Um homem passeia-se de eléctrico por toda a cidade. Há vários dias que não faz outra coisa. Na verdade, é a única coisa que sabe fazer. O autor teve que se ausentar por certas razões, talvez para comprar ervilhas*, e esqueceu-se dele. Talvez se tenha esquecido dele para sempre. No entanto, tranquilo e alegre, o homem continua a desempenhar o seu papel com a mais canina das fidelidades.
Sai de um eléctrico e entra no seguinte. Termina uma viagem e começa outra. Avança um pouco pelo corredor, escolhe um lugar à janela e senta-se calmamente a gozar a vista. As ruas a desenrolarem-se enquanto ele segue refastelado no seu confortável banco de eléctrico, com um prazer doce, meigo e lento, recostado e com os braços cruzados sobre o peito, de uma maneira muito edificante. Como um imperador, nobre e magnânimo, sentado no seu trono, sorrindo de modo quase imperceptível, como se uma mosca lhe tivesse feito cócegas.

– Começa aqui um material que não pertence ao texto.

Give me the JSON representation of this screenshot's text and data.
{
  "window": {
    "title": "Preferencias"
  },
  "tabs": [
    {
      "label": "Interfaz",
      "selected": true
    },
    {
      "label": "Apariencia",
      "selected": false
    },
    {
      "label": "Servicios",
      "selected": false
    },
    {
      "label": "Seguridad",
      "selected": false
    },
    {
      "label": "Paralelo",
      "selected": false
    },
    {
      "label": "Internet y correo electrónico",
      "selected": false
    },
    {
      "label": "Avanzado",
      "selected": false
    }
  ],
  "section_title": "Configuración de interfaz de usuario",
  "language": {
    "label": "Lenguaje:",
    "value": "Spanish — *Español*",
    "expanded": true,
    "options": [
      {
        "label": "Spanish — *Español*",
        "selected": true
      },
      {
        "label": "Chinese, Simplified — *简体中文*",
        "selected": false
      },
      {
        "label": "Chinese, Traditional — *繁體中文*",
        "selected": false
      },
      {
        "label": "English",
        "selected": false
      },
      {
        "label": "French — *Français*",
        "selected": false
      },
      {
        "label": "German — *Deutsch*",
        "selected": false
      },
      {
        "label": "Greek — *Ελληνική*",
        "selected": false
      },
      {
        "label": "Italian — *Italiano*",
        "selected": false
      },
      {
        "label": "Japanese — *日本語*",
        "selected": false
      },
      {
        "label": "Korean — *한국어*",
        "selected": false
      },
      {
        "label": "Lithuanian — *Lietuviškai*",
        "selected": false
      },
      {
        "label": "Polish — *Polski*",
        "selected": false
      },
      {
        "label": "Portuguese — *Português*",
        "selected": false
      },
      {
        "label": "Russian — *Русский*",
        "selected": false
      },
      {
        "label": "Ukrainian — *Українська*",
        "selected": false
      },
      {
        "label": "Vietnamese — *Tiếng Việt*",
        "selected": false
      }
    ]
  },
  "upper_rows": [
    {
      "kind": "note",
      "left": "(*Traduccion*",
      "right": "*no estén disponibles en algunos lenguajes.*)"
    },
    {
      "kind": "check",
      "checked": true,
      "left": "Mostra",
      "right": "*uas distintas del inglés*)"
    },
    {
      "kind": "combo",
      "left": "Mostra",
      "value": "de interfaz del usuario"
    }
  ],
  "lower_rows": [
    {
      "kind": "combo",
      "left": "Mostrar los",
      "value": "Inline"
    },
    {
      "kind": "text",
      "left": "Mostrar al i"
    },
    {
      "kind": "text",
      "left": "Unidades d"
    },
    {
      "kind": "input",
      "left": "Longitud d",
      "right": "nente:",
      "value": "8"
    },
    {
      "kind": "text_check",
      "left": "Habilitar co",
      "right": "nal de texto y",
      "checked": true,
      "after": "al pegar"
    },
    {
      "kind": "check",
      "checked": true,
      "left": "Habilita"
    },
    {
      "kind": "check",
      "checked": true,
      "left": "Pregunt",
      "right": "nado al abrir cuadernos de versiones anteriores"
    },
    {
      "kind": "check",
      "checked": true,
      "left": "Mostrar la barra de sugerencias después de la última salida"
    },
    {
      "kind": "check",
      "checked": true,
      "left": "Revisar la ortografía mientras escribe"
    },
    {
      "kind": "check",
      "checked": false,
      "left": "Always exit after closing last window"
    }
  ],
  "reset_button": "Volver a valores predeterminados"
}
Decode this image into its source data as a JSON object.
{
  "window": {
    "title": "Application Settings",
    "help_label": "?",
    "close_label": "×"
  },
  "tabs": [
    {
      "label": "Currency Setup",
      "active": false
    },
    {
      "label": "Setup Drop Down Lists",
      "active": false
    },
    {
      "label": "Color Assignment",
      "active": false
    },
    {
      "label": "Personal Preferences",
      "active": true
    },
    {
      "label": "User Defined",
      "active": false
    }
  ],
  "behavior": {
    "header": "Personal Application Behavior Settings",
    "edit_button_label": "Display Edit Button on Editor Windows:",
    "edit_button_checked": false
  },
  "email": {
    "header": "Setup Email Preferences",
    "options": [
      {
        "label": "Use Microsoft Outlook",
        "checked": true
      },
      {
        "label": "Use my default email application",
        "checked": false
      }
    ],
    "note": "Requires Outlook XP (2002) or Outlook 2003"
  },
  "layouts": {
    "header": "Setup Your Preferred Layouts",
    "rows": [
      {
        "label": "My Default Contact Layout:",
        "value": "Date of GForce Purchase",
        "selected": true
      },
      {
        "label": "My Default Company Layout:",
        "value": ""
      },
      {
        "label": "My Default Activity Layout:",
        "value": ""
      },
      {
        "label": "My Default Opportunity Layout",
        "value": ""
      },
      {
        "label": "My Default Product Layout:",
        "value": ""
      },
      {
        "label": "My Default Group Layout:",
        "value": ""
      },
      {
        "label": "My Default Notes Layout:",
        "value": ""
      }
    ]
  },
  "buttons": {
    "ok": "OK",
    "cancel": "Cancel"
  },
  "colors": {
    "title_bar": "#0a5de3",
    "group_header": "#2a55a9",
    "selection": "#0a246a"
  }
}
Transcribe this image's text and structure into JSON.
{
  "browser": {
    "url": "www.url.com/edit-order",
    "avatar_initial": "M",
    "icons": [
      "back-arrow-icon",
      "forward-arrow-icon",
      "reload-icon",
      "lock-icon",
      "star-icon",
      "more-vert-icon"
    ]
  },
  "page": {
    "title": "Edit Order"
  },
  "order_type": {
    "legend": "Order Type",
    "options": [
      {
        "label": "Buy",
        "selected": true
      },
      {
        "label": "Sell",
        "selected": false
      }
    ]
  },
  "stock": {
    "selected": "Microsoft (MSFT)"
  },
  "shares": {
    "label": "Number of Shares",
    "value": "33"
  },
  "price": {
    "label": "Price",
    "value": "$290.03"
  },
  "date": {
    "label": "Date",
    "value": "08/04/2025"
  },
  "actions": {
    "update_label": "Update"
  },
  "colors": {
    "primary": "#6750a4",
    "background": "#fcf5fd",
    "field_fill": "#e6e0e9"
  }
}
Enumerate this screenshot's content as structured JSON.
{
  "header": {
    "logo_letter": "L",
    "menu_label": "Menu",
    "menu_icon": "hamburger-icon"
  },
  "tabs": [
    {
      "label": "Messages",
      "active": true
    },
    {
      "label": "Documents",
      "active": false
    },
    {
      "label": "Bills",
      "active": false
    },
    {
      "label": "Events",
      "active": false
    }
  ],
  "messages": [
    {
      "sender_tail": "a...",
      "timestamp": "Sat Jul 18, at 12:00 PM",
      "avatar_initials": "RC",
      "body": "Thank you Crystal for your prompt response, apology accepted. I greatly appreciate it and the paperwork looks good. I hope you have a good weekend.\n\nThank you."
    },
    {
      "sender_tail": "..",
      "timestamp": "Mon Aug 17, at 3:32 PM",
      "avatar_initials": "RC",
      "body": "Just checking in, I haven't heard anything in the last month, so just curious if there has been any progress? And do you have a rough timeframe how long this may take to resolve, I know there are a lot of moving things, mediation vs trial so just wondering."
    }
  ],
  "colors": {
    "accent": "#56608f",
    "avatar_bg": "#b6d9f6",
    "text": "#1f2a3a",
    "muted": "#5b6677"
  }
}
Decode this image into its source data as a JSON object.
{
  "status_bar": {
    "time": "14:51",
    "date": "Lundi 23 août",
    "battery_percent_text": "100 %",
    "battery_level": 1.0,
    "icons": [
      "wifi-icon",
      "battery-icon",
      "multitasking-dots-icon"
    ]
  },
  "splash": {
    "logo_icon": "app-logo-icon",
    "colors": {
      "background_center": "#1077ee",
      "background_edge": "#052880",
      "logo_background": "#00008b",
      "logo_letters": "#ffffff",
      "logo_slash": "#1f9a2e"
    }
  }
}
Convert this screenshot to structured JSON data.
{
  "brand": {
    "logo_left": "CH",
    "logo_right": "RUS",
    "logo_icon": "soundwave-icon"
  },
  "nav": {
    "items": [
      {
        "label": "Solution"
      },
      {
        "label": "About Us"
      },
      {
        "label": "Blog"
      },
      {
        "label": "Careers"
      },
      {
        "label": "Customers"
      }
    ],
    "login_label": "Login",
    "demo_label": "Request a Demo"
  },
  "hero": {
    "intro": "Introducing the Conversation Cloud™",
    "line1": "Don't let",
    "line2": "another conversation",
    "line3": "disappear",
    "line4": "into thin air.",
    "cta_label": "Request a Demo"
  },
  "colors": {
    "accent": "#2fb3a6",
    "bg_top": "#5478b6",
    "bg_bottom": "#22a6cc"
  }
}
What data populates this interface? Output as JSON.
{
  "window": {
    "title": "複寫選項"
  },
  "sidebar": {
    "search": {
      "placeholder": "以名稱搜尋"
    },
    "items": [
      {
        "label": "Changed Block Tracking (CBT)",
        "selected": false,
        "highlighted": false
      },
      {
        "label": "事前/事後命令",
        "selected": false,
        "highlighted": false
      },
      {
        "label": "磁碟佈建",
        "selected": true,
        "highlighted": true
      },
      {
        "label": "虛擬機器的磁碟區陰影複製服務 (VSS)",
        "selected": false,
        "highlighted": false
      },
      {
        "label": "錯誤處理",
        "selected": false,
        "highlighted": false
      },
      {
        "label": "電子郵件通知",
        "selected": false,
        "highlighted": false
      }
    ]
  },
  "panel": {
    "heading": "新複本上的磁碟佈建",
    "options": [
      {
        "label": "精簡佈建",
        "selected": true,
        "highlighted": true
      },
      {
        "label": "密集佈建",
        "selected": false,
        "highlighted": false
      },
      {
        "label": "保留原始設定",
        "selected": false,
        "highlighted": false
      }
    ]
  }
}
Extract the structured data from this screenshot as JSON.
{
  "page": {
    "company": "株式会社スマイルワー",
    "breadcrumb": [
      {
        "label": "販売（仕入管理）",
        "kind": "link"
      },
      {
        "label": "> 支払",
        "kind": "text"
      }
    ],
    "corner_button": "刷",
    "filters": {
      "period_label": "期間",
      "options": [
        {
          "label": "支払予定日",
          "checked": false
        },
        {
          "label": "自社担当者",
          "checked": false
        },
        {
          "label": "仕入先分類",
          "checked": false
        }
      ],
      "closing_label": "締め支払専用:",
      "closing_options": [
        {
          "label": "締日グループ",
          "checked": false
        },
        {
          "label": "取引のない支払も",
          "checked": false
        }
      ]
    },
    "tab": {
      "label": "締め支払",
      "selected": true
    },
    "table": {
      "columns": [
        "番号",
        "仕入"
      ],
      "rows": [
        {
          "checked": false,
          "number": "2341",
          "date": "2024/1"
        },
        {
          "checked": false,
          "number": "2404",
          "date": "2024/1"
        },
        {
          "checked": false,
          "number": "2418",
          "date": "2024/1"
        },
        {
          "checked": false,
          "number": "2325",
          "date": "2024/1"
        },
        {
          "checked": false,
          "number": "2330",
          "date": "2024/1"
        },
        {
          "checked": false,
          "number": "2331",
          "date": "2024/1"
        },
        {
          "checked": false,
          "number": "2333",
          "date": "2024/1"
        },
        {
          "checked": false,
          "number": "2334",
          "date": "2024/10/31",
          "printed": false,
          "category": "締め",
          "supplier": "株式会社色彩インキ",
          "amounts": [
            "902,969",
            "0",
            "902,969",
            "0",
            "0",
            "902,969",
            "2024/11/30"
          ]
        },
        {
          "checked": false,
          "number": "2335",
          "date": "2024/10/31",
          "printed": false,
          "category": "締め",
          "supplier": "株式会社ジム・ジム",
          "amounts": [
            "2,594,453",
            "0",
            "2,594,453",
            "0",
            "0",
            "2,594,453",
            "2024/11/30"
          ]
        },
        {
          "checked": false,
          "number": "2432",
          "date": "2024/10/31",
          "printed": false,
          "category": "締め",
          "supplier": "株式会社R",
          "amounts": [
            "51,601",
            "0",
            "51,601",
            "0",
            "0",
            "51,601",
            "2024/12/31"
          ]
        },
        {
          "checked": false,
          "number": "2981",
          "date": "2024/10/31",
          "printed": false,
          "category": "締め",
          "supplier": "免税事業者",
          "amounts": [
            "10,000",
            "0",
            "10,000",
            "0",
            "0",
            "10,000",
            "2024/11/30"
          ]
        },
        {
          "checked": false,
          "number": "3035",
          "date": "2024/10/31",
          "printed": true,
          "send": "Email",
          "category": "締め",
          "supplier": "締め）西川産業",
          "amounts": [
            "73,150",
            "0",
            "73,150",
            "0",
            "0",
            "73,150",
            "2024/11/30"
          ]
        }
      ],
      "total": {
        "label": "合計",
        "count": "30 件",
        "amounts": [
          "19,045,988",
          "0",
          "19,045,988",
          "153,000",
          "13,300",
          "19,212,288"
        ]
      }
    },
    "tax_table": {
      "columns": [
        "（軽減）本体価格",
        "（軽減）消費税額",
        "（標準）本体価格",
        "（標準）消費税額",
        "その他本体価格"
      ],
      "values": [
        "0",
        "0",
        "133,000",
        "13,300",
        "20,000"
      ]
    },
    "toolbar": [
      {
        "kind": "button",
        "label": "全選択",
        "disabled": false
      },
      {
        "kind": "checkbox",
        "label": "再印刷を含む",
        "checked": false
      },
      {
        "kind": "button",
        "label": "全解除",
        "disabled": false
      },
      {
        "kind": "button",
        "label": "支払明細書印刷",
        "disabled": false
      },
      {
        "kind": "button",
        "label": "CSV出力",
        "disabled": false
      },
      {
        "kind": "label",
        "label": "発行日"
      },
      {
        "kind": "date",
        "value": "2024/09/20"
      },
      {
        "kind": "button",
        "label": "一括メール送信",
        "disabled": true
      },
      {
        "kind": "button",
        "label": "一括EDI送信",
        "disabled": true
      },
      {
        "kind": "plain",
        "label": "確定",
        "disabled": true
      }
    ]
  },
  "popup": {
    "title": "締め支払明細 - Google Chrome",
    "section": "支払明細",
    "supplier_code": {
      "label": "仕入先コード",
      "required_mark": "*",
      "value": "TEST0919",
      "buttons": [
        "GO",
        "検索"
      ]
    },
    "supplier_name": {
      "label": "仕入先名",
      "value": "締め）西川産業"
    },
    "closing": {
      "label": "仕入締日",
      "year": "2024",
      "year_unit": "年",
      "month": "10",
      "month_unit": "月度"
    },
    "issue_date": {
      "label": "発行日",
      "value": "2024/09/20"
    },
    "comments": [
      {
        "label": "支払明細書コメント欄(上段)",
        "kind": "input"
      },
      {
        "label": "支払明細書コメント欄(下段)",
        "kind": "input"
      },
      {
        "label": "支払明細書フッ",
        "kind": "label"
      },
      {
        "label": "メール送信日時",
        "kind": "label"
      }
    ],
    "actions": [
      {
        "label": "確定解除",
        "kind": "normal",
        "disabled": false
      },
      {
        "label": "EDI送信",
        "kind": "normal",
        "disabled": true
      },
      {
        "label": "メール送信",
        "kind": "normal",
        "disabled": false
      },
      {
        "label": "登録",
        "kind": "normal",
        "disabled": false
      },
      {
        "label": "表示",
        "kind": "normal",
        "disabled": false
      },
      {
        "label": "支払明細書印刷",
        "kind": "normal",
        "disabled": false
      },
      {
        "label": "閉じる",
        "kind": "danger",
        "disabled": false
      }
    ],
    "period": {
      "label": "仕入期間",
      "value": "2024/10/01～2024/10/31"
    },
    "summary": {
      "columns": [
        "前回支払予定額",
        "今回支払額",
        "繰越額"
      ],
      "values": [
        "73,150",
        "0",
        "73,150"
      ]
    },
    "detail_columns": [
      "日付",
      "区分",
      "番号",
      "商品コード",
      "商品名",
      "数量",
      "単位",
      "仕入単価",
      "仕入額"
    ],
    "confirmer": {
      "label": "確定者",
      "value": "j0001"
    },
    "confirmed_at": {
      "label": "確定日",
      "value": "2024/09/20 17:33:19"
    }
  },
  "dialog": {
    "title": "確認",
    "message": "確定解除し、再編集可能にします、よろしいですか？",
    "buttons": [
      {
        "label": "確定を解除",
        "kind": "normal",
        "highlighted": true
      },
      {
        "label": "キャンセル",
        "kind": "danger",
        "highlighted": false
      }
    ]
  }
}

Entretanto, o sol nasce todas as manhãs, percorre o céu e põe-se todas as tardes, como é de sua obrigação. Uma tal massa de gente a entrar e a sair, uma tal multidão, bandos de pessoas a correr, toda uma humanidade afadigada. E o homem continua, dia após dia, um eléctrico a seguir ao outro, só e entregue a si mesmo, sempre com aquele olhar de espanto, como se visse pela primeira vez ruas e locais de uma cidade sempre nova.
Não faltará quem aponte o dedo ao autor por este lamentável esquecimento. Eu não. Casos semelhantes acontecem todos os dias. E, por acaso, até tem graça. Há muito que eu procurava, de nariz no ar, um personagem que se fizesse passear de eléctrico por toda a cidade, para uma história muito breve e singela sobre cavalos.
Pois bem, uma vez que o autor se esqueceu dele e fui o primeiro a encontrá-lo, o personagem agora é meu.

* Escrevo ervilhas para simplificar. É quase certo que o autor se ausentou para comprar bolachas e doce de ruibarbo.